DO CADERNO H - 13/12/1975
O ERICO
Mario Quintana
Escritas antes, para comemorar os seus setenta anos, as palavras seguintes saem hoje dolorosamente ainda com a presença física de Erico Veríssimo. Foram escritas para ele as ler. Isso explica o tom com que as escrevi. E que conservo, Deus sabe por quê.
E como se nada tivesse acontecido. Porque a morte nunca desatualizou ninguém, e muito menos o nosso querido Erico.
"Quando, com os da minha geração, que era a dele, eu conheci o Erico, ficamos a chamá-lo para sempre e assim mesmo: o Erico.

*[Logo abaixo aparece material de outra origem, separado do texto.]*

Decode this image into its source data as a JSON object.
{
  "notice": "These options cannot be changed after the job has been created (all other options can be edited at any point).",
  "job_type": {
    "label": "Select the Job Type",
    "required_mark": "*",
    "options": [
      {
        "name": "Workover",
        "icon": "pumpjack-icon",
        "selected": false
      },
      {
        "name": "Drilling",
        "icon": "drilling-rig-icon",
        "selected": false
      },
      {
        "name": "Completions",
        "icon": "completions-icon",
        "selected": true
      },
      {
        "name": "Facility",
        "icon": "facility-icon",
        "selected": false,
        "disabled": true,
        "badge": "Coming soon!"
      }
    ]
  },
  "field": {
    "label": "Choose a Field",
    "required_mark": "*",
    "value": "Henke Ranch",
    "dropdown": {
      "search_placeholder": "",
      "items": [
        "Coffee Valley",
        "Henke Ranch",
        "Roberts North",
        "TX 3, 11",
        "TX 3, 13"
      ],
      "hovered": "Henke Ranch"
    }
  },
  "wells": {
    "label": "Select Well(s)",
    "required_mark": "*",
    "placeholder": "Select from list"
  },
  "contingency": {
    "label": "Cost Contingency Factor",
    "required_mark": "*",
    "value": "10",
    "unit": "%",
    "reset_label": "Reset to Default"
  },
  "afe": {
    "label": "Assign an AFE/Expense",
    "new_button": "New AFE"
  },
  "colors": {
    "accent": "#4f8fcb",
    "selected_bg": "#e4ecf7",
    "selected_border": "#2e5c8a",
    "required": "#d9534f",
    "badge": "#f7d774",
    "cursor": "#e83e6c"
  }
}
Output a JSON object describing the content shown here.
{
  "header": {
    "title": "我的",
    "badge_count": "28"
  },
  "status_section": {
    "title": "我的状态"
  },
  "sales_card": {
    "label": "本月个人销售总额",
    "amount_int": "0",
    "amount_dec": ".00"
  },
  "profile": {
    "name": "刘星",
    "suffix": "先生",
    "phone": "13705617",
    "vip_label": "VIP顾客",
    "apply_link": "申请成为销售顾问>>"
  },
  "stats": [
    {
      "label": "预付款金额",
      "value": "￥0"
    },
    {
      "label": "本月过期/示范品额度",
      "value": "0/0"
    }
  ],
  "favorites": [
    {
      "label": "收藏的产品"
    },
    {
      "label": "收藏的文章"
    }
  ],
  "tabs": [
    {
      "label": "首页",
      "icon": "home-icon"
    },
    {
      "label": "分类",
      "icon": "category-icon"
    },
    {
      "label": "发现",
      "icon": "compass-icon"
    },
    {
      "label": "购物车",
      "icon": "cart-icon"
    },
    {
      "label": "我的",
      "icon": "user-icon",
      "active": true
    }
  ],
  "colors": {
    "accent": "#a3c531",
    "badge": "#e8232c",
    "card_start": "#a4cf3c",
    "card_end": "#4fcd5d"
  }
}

O mesmo aconteceu com as outras gerações. Como ele é, antes de tudo, uma presença humana, essa familiaridade explica-se por si. Ele está conosco é o que pensam. O raio do homem consegue ser contemporâneo de todas as gerações.
Pois não será esse, acaso, o segredo de um verdadeiro romancista?
Por isso é que ele entra agora na casa dos setenta com a mesma afoiteza e curiosidade com que entrou na casa dos vinte, de olhos bem abertos para a vida. A vida continuou. Ele também. Sempre em dia com ela.
Aliás, a vida está sempre em dia. Essa obsessão de contar o tempo, deixemo-la para os relógios, máquinas inumanas. Deixemos, pois, a casa dos setenta uma abstração e entremos na acolhedora casa do Erico. Aceitemos a rodada de cafezinho que Dona Mafalda nos serve. Olhemos em torno. Há sempre lá novas caras. Há sempre alguém falando, um visitante, é claro, e o Erico escutando.
Ele sempre soube escutar.
Não sei o que ele pensava de nós, os da sua geração, quando o conhecemos. Mas nós o achávamos diferente. Desconfio que esse adjetivo não deve agradar lá muito a quem quis sempre comungar. Emendo, em tempo e a bem da verdade: cada um de nós é que queria ser diferente. Ele era igual. Ele era ele, sempre foi ele.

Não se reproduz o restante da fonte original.